As coisas mudam, sim. Mas tem muitas coisas que ficam como, por exemplo, a idéia mais crônica da minha vida: Acreditar! Eu acredito que nossa Emoção é que move o mundo; é o que nos faz ter planos mais grandiosos que nossa própria realidade. Não sei se essa idéia crônica em mim é culpa de uma educação realizada através dos filmes da Disney, dos livros que eu li e leio, das músicas que cresci escutando, mas sei que Sonhar e Imaginar são as melhores coisas que podemos fazer! Sei que não realizei nada do que planejei, mas a minha Esperança de poder ser alguém como Acreditei e Acredito que posso Ser é o que me move e me acorda todo o dia para essa Jornada. Lógico que durante a estrada não sei o que posso encontrar. Só sei que lá no fim estará o meu Começo e a minha Coragem de conhecer esse mundo que sonhei; que trago desde o passado. Para esse mundo virá, um dia, um alguém, bem pequenininho, que desejará sonhar tanto como eu sonhei e eu quero que ele possa Acreditar no mundo que ele estará...

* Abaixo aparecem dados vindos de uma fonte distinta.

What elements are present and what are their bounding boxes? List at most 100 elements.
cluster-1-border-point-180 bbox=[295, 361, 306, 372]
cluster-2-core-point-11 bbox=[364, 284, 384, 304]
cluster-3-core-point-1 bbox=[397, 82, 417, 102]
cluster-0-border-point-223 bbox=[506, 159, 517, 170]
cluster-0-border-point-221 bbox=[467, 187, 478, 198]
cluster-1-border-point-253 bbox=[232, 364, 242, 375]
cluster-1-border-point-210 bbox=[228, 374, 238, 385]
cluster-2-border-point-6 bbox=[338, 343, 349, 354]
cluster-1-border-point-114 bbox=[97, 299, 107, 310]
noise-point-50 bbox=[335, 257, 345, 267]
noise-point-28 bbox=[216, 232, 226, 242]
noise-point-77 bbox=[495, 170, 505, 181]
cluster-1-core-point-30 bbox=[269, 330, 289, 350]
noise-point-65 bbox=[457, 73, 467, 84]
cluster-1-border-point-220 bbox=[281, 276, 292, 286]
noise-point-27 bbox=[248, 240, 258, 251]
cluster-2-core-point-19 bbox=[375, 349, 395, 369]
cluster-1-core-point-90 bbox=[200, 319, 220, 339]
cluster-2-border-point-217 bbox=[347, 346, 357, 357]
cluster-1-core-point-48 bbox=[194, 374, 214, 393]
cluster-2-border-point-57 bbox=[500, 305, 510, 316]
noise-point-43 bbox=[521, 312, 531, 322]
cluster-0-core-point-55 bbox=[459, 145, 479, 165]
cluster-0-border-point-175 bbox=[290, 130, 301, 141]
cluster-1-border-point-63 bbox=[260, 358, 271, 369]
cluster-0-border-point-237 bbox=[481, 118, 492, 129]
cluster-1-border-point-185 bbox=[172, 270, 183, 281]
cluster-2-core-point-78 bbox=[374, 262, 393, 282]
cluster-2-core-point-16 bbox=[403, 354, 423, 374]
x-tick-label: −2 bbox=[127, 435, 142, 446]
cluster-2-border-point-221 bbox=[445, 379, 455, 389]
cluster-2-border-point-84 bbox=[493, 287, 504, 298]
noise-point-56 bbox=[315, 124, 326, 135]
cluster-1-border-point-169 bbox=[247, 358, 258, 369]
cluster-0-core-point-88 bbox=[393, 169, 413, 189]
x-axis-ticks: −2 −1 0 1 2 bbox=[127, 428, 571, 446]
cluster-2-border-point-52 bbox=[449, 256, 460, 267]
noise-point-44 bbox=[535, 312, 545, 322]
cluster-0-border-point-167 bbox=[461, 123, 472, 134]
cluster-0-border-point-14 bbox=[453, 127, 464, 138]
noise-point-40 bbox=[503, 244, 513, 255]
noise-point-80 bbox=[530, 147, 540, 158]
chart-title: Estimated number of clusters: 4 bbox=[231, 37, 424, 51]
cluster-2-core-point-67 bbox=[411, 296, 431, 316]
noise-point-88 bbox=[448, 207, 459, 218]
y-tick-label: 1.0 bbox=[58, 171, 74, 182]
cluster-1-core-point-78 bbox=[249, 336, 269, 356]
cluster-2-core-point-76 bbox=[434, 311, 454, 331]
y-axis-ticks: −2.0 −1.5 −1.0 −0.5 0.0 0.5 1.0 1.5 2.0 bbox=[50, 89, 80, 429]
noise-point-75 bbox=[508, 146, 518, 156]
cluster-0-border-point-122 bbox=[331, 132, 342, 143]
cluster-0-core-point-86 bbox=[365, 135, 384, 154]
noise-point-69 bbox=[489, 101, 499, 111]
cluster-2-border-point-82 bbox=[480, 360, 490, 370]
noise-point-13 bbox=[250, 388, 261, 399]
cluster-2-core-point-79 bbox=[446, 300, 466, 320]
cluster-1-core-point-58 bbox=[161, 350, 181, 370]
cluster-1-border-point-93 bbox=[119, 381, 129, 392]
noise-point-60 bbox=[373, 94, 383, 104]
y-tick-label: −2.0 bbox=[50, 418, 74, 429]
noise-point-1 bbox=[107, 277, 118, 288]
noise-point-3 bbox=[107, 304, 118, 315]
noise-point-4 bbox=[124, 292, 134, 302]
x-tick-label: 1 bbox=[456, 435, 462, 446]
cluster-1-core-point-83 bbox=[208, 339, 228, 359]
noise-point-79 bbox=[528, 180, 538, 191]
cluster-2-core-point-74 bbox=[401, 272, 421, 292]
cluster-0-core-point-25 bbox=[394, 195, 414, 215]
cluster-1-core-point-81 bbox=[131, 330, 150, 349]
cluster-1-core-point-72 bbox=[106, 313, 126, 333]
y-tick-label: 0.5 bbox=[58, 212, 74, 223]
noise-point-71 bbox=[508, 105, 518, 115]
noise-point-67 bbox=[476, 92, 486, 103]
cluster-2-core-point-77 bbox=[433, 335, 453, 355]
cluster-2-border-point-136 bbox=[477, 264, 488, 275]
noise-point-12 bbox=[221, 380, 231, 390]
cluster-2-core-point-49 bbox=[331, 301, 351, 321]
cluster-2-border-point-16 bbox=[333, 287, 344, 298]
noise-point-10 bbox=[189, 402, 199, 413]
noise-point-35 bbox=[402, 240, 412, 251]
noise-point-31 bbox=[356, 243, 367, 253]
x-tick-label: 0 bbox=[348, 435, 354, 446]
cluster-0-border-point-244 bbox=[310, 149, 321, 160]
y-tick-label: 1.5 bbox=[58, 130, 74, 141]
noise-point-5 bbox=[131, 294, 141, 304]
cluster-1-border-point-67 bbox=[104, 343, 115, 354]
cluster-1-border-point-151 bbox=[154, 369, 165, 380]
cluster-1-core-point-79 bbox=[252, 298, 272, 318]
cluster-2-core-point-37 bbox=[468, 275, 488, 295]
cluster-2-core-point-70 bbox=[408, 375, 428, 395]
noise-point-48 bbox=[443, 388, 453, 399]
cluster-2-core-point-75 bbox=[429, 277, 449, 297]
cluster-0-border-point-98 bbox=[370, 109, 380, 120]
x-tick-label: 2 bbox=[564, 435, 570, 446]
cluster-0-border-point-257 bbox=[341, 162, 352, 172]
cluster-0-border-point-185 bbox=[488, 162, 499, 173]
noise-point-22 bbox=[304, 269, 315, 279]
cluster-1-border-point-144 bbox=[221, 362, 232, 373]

É uma pena que tenha tanta gente que não Acredite! Quanto mais velhos ficamos, menos acreditamos: lemos, não acreditamos em Deus; falamos, não acreditamos mais em Políticos; o coração quebra, não acreditamos mais em Amor; não ouvimos mais, não acreditamos no que os outros falam; não vemos, não acreditamos em qualquer coisa imperceptível para os olhos cegos! Acho que hoje eu precisava dizer que Acredito, para começar uma nova etapa amanhã: eu Acredito em fadas, em duendes, em animais falantes; Acredito em perdão; Acredito no Amor; Acredito em anjos; Acredito em Deus; Acredito na Amizade; Acredito em um Mundo Melhor; Acredito no que me falam; Acredito na Realização; Acredito que chocolate não dá espinha; Acredito que posso ser Feliz; Acredito na minha família; Acredito que minhas amigas ainda me Amam; Acredito que já fui importante para muita gente; Acredito que meus bichos de pelúcia fazem uma festa durante a noite; Acredito que o Pedro Bandeira vai retornar meu e-mail; Acredito que o Peter Pan pode me levar para a Terra do Nunca se eu deixar a janela aberta; Acredito em Príncipe Encantado e em Sapo também; Acredito em Papai Noel, Coelhinho da Páscoa, na Galinha dos ovos de ouro, no Grilo Falante; Acredito nos desejos das estrelas cadentes; Acredito Saudade; Acredito que Dom Sebastião vai voltar; Acredito que ainda vou ser magraaaa! Acredito no que vejo e no que não vejo; Acredito em um monte de coisas que esqueci de citar; Acredito em tudo! Acredito em vocês e, principalmente, Acredito em Mim... Por mais maluca que eu seja ou esteja ficando com a idade.